Chissà se si addensa

16
Apr

Dovrebbe addensarsi di più: così non va, è troppo molle, è ancora piena d’acqua. Certo non ci posso aggiungere addensanti… dove li trovo? E poi no, non è in linea con la scelta naturale e bio che abbiamo fatto. Dobbiamo essere coerenti con ciò che abbiamo scelto e deciso insieme. Certo che se questi lamponi sono così acquosi, come faccio io a fare una  marmellata di qualità, buona e sana?

Invece i mirtilli sono migliori: questo succo sta venendo davvero splendidamente. Sarà pronto tra poco, così lo potremo offrire domani al gruppo che viene a visitarci: torta casalinga farcita con marmellata di lamponi accompagnata da succo di mirtilli. E magari anche il caffè: solo che questi ospiti vengono dall’Italia, non so se faremo brutta figura con il nostro caffè non – espresso!

Ma la marmellata, la marmellata… mi fa impazzire! Per fortuna abbiamo dei vasetti di scorta, già pronti da un po’ di tempo: con la nostra etichetta, il bel coperchio colorato: tutto in regola, siamo ormai sul mercato.

Speriamo bene! Ajna deve andare a scuola, e i soldi non bastano mai: ma lei deve andare, farò di tutto per riuscire a farla studiare: non può rimanere sempre qui vicino a Bratunac. Deve farsi una vita nuova: magari andare a Sarajevo, la città dell’incontro dei popoli, la Gerusalemme d’Europa, oppure a Spalato, dove una ragazza intelligente come lei può fare da guida turistica ai tantissimi visitatori che arrivano per vedere il palazzo di Adriano, oppure…

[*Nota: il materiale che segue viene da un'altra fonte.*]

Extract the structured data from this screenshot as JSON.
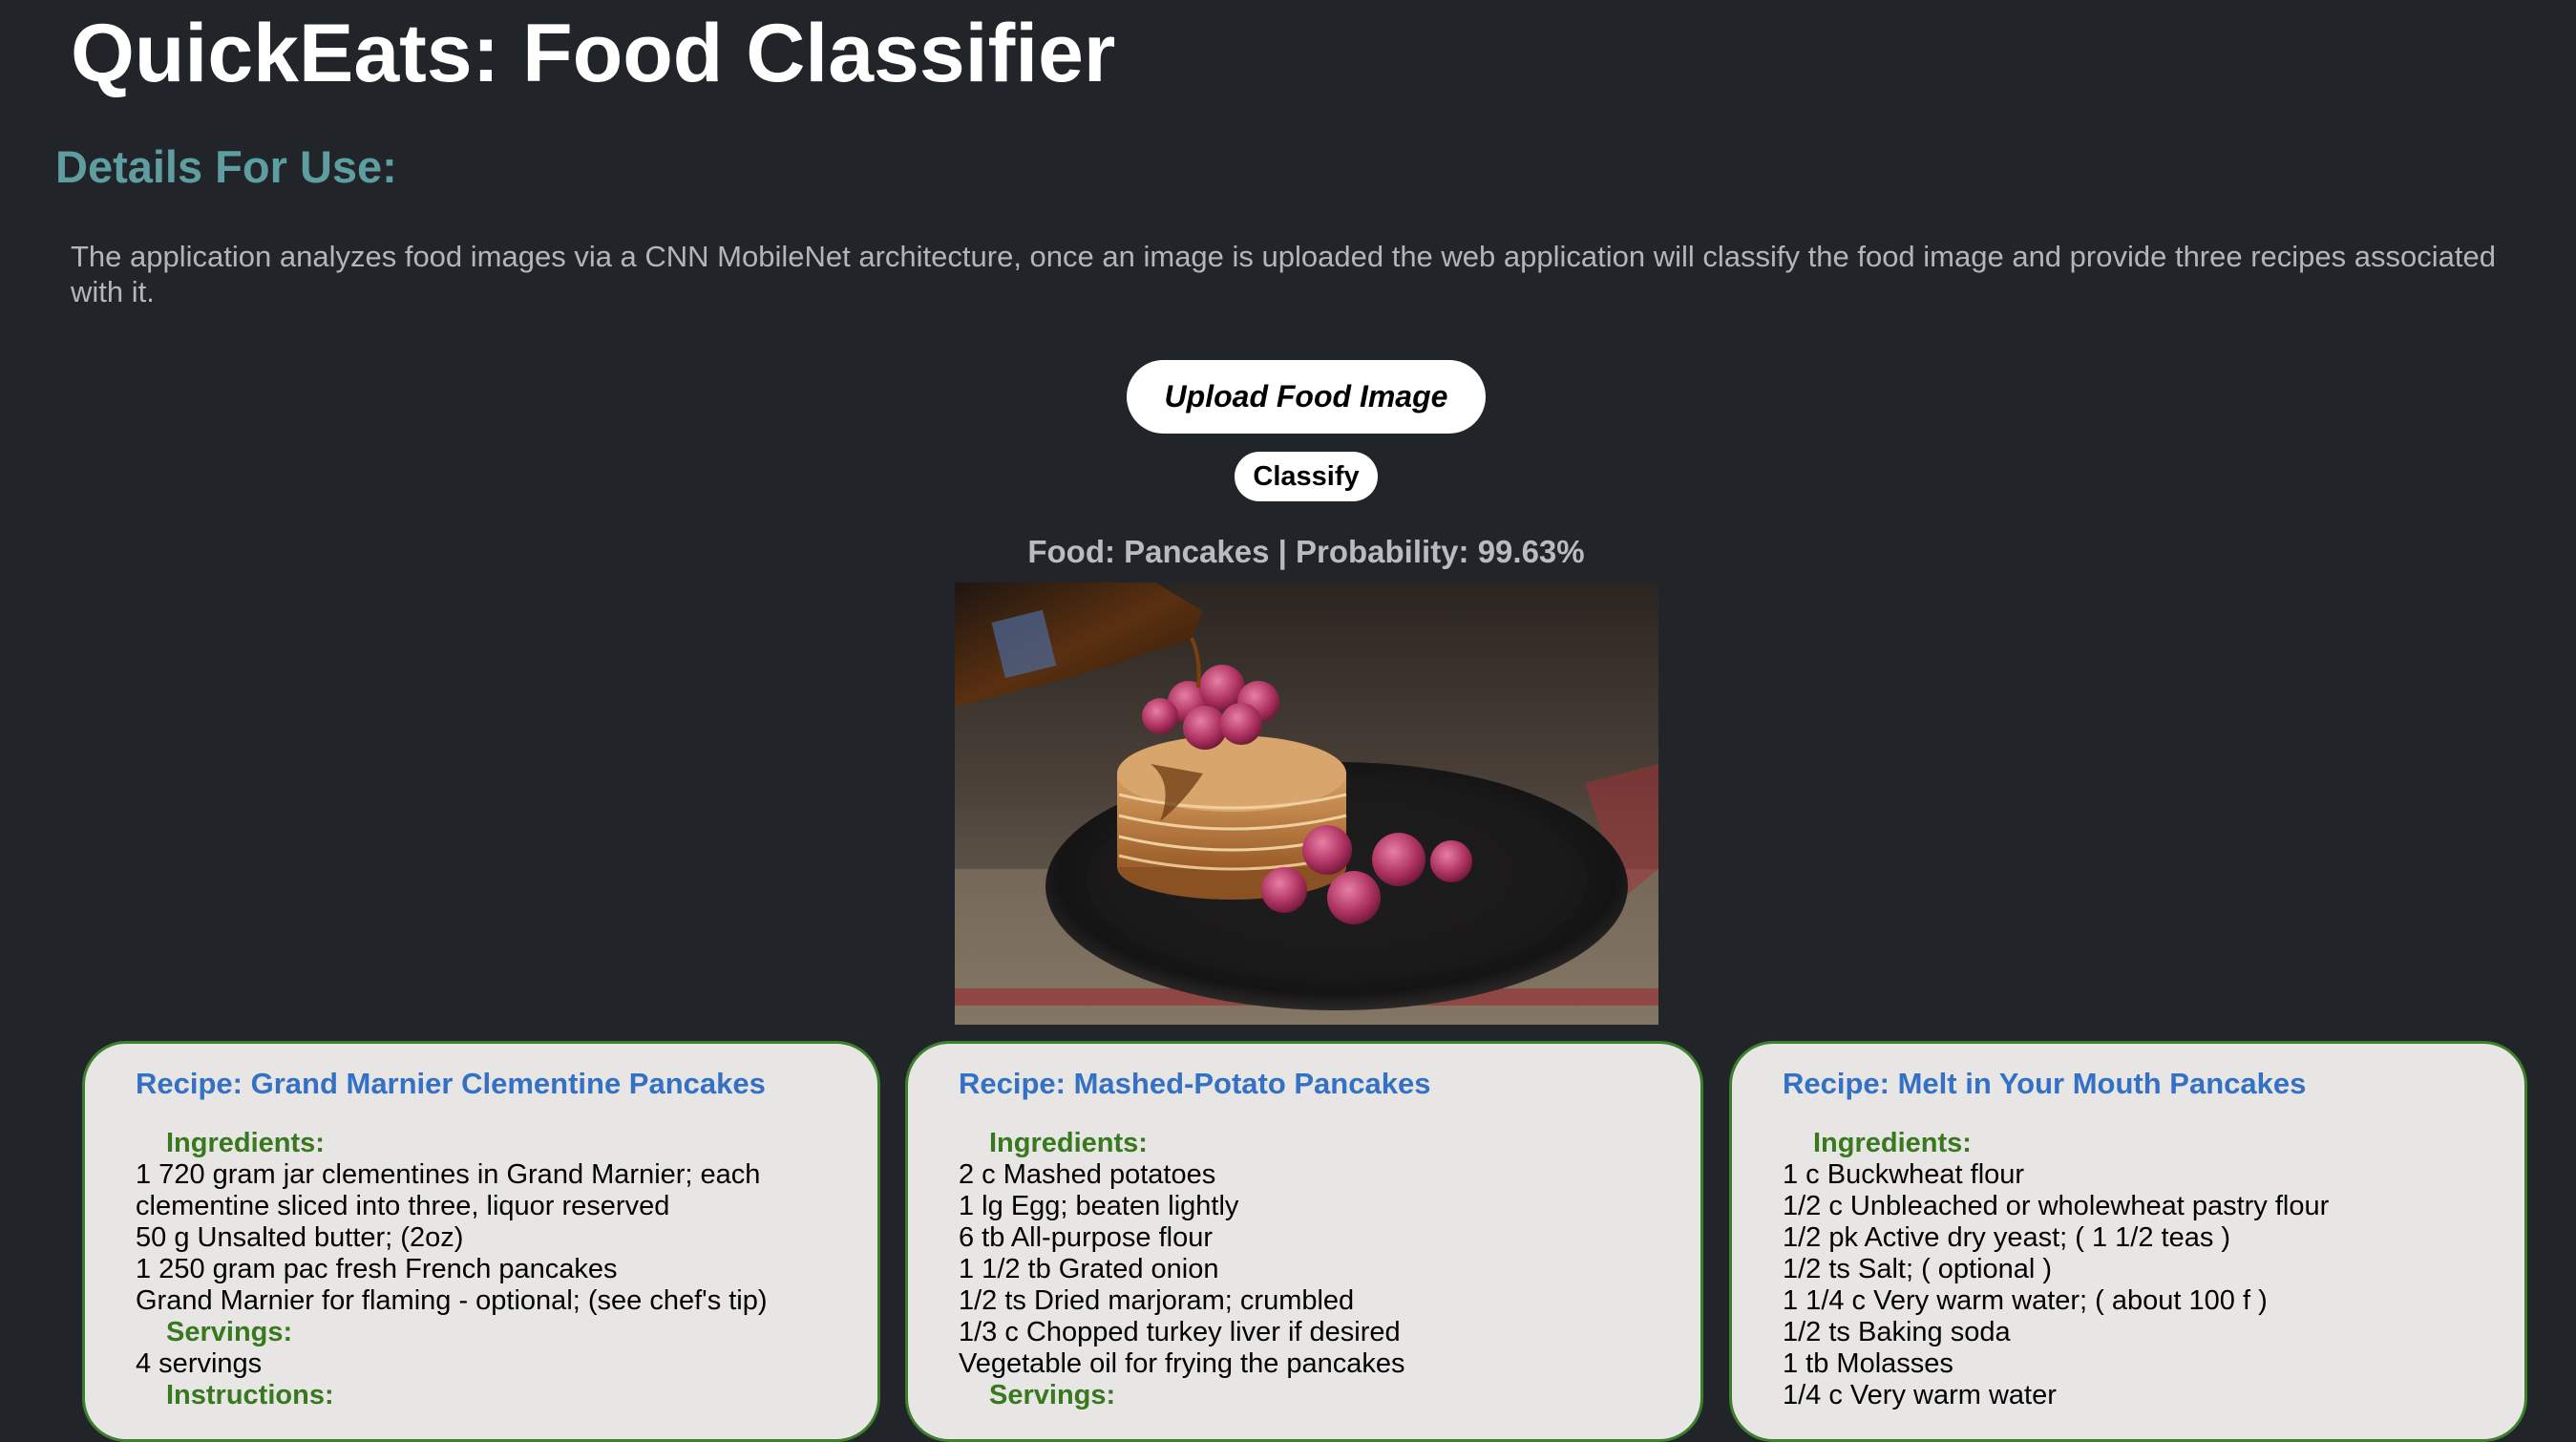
{
  "app": {
    "title": "QuickEats: Food Classifier"
  },
  "details": {
    "heading": "Details For Use:",
    "description": "The application analyzes food images via a CNN MobileNet architecture, once an image is uploaded the web application will classify the food image and provide three recipes associated with it."
  },
  "controls": {
    "upload_label": "Upload Food Image",
    "classify_label": "Classify"
  },
  "result": {
    "text": "Food: Pancakes | Probability: 99.63%",
    "food": "Pancakes",
    "probability_percent": 99.63
  },
  "image": {
    "alt": "Pancakes"
  },
  "recipes": [
    {
      "title": "Recipe: Grand Marnier Clementine Pancakes",
      "ingredients_label": "Ingredients:",
      "ingredients": [
        "1 720 gram jar clementines in Grand Marnier; each",
        "clementine sliced into three, liquor reserved",
        "50 g Unsalted butter; (2oz)",
        "1 250 gram pac fresh French pancakes",
        "Grand Marnier for flaming - optional; (see chef's tip)"
      ],
      "servings_label": "Servings:",
      "servings": "4 servings",
      "instructions_label": "Instructions:"
    },
    {
      "title": "Recipe: Mashed-Potato Pancakes",
      "ingredients_label": "Ingredients:",
      "ingredients": [
        "2 c Mashed potatoes",
        "1 lg Egg; beaten lightly",
        "6 tb All-purpose flour",
        "1 1/2 tb Grated onion",
        "1/2 ts Dried marjoram; crumbled",
        "1/3 c Chopped turkey liver if desired",
        "Vegetable oil for frying the pancakes"
      ],
      "servings_label": "Servings:"
    },
    {
      "title": "Recipe: Melt in Your Mouth Pancakes",
      "ingredients_label": "Ingredients:",
      "ingredients": [
        "1 c Buckwheat flour",
        "1/2 c Unbleached or wholewheat pastry flour",
        "1/2 pk Active dry yeast; ( 1 1/2 teas )",
        "1/2 ts Salt; ( optional )",
        "1 1/4 c Very warm water; ( about 100 f )",
        "1/2 ts Baking soda",
        "1 tb Molasses",
        "1/4 c Very warm water"
      ]
    }
  ],
  "colors": {
    "background": "#212429",
    "heading_accent": "#5f9ea0",
    "card_background": "#e8e6e4",
    "card_border": "#3d7f2c",
    "recipe_title": "#3470c4",
    "section_label": "#38781e"
  }
}
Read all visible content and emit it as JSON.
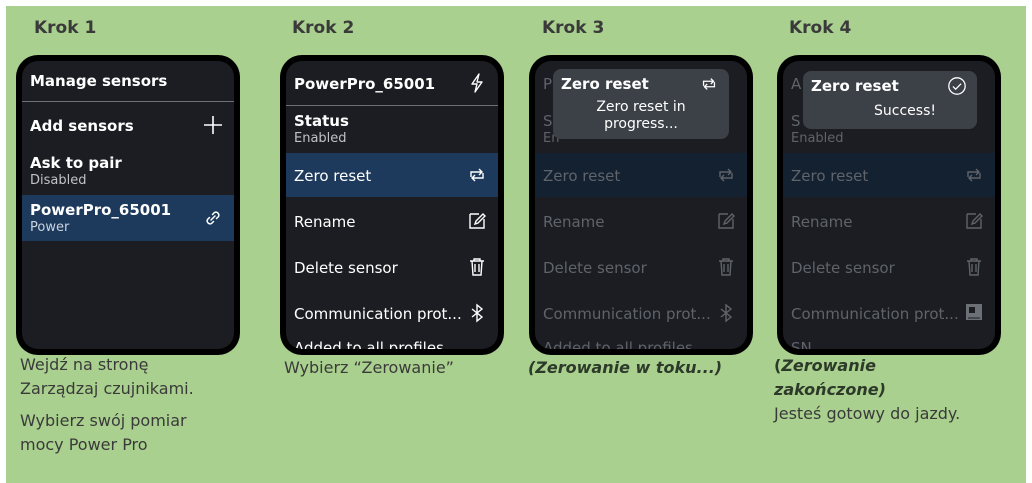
{
  "steps": [
    {
      "title": "Krok 1"
    },
    {
      "title": "Krok 2"
    },
    {
      "title": "Krok 3"
    },
    {
      "title": "Krok 4"
    }
  ],
  "screen1": {
    "header": "Manage sensors",
    "add_sensors": "Add sensors",
    "ask_to_pair": {
      "title": "Ask to pair",
      "sub": "Disabled"
    },
    "sensor": {
      "title": "PowerPro_65001",
      "sub": "Power"
    }
  },
  "screen2": {
    "header": "PowerPro_65001",
    "status": {
      "title": "Status",
      "sub": "Enabled"
    },
    "zero_reset": "Zero reset",
    "rename": "Rename",
    "delete": "Delete sensor",
    "comm": "Communication prot...",
    "added": "Added to all profiles"
  },
  "screen3": {
    "bg_header_frag": "P",
    "bg_status_frag": "S",
    "bg_enabled_frag": "En",
    "zero_reset": "Zero reset",
    "rename": "Rename",
    "delete": "Delete sensor",
    "comm": "Communication prot...",
    "added": "Added to all profiles",
    "popup": {
      "title": "Zero reset",
      "line1": "Zero reset in",
      "line2": "progress..."
    }
  },
  "screen4": {
    "bg_header_frag": "A",
    "bg_status_frag": "S",
    "bg_enabled": "Enabled",
    "zero_reset": "Zero reset",
    "rename": "Rename",
    "delete": "Delete sensor",
    "comm": "Communication prot...",
    "sn": "SN",
    "popup": {
      "title": "Zero reset",
      "message": "Success!"
    }
  },
  "captions": {
    "c1_line1": "Wejdź na stronę",
    "c1_line2": "Zarządzaj czujnikami.",
    "c1_line3": "Wybierz swój pomiar",
    "c1_line4": "mocy Power Pro",
    "c2": "Wybierz “Zerowanie”",
    "c3": "(Zerowanie w toku...)",
    "c4_line1_open": "(",
    "c4_line1": "Zerowanie",
    "c4_line2": "zakończone)",
    "c4_line3": "Jesteś gotowy do jazdy."
  },
  "icons": [
    "plus-icon",
    "link-icon",
    "lightning-icon",
    "refresh-icon",
    "edit-icon",
    "trash-icon",
    "bluetooth-icon",
    "check-circle-icon",
    "sensor-module-icon"
  ],
  "colors": {
    "background": "#a9d08e",
    "screen": "#1b1d22",
    "selected": "#1d3a5c",
    "popup": "#3c4148"
  }
}
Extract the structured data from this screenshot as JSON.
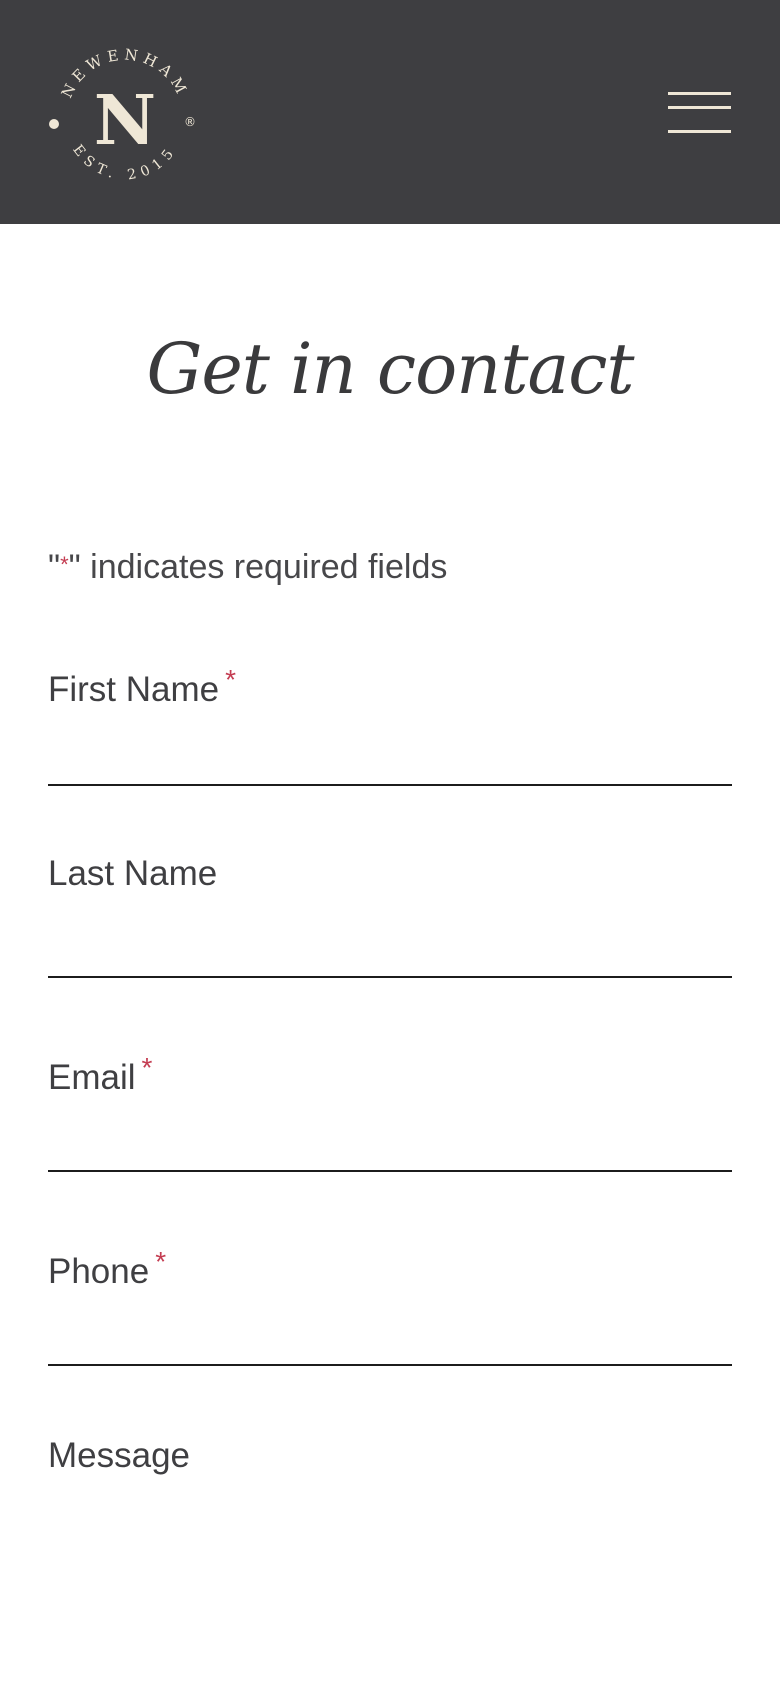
{
  "header": {
    "logo": {
      "brand": "NEWENHAM",
      "monogram": "N",
      "established": "EST. 2015",
      "registered_mark": "®"
    },
    "menu_icon": "hamburger-menu-icon"
  },
  "page": {
    "title": "Get in contact",
    "required_note": {
      "prefix": "\"",
      "star": "*",
      "suffix": "\" indicates required fields"
    }
  },
  "form": {
    "fields": [
      {
        "label": "First Name",
        "required": true,
        "value": ""
      },
      {
        "label": "Last Name",
        "required": false,
        "value": ""
      },
      {
        "label": "Email",
        "required": true,
        "value": ""
      },
      {
        "label": "Phone",
        "required": true,
        "value": ""
      },
      {
        "label": "Message",
        "required": false,
        "value": ""
      }
    ],
    "required_marker": "*"
  },
  "colors": {
    "header_bg": "#3e3e41",
    "logo_cream": "#efe7d6",
    "required_red": "#c43d52",
    "text_dark": "#3c3c3f"
  }
}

Lo so, questi sono i sogni che avevo io: e che non ho realizzato, che la guerra incomprensibile e tragica che abbiamo vissuto ha spezzato in mille schegge. Non posso chiedere a mia figlia che sia il prolungamento di ciò che io non ho avuto e non sono riuscita a realizzare. No, non è giusto: per lei, e anche per me.

Ma come mi piacerebbe che lei riuscisse a studiare e ad andare all’Università! A volte la guardo, quando fa colazione con i suoi fratelli. È così premurosa, dolce, quasi materna: d’altronde, è la più grande, e si sente molto responsabile delle due piccole pesti che sono arrivate dopo di lei!

Anche Marko qualche volta la guarda con dolcezza: quasi con tenerezza. E a me si allarga il cuore. Posso stare tranquilla: per lui, è sua figlia. Lui è suo padre. Mai lei verrà a sapere. Mai. Non glielo dirò mai: e nemmeno Marko. Nessuno. Solo noi sappiamo cosa è successo. Noi, con il nostro cuore trafitto da spade di dolore, sempre, ogni giorno, quando vedo i nostri vecchi vicini di casa, o vado al negozio che c’è in centro. Mi guardano in quel modo… lo so cosa vorrebbero chiedere, cosa vorrebbero dirmi: ma tacciono, perché adesso non è più come vent’anni fa, che potevi usare le donne di quelli che per te erano diventati i tuoi nemici, e umiliarle con l’arma più vile e degradante che tu hai in corpo. Adesso no: adesso non parlano. Ma mi guardano.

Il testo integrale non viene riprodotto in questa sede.